Embryonic mechanisms underlying the prevention of neural tube defects by vitamins

Abstract

Folic acid prevents up to 70% of human neural tube defects (NTD), offering the possibility of effective primary prevention for these crippling birth defects. Recent studies with mouse models of NTD aimed to shed light on two unsolved problems of NTD prevention: 1) the mechanism of action of folic acid, and 2) the development of an alternative therapy to prevent NTD that are unresponsive to folic acid. Using a biochemical screening test in cultured mouse embryos, we identified a defect of folate metabolism in embryos homozygous for the splotch (Sp2H) mutation that develop anencephaly and spina bifida. In contrast, there are no demonstrable abnormalities of folate metabolism in two other mouse mutants, curly tail and loop-tail, which also develop NTD. Exogenous folic acid prevents up to 50% of NTD in homozygous splotch embryos.
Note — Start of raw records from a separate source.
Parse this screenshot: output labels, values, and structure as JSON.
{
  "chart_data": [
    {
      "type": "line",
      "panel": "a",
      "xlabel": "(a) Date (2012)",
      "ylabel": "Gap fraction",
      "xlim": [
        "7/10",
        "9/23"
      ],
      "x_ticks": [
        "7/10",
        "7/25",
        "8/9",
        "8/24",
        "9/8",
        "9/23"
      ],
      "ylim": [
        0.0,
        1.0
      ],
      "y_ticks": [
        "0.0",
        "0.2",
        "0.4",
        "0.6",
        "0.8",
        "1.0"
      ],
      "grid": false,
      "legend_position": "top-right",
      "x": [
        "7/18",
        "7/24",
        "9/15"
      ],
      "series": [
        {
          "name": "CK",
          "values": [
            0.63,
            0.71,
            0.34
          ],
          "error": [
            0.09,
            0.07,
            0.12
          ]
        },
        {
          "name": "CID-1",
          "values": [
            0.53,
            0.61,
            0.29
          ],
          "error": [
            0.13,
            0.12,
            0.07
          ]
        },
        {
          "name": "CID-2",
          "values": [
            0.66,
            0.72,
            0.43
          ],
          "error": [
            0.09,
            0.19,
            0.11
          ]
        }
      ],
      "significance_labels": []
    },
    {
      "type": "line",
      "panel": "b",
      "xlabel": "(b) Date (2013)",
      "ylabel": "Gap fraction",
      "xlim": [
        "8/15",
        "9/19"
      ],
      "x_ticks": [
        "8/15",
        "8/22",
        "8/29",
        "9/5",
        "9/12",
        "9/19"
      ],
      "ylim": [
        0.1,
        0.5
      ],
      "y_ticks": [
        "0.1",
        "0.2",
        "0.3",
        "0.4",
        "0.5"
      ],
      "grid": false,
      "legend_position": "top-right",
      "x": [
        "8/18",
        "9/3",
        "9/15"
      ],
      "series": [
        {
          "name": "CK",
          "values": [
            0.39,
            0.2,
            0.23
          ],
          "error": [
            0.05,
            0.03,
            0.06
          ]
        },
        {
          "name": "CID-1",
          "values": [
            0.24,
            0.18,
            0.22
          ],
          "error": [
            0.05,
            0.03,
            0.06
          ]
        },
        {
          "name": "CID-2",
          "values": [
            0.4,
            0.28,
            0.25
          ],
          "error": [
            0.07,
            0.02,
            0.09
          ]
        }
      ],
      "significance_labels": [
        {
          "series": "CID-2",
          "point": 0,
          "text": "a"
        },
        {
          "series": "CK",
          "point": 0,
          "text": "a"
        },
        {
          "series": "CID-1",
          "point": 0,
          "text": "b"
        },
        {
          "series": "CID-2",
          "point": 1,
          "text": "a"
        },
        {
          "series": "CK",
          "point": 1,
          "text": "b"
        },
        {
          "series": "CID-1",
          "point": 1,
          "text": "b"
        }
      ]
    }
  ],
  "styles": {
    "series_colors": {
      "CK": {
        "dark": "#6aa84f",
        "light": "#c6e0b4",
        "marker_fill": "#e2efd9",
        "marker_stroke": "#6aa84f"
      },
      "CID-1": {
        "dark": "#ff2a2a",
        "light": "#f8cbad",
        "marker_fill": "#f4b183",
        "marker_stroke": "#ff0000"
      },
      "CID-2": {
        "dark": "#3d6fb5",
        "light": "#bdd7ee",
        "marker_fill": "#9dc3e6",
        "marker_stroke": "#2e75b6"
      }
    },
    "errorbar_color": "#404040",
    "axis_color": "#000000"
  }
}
Thymidine is also effective in preventing a proportion of NTD in this mutant, suggesting an inborn error in the provision of folate intermediates for pyrimidine biosynthesis in splotch mice. NTD in mutant curly tail mice do not respond to folic acid but are preventable in up to 70% of cases by exogenous myo-inositol. Embryo culture studies show this effect to be mediated via stimulation of protein kinase C and upregulation of retinoic acid receptor β expression in the embryonic hindgut. Inositol therapy may represent a possible means of preventing folate-resistant NTD in humans. MRDD Research Reviews 1998;4:264–268. © 1998 Wiley-Liss, Inc.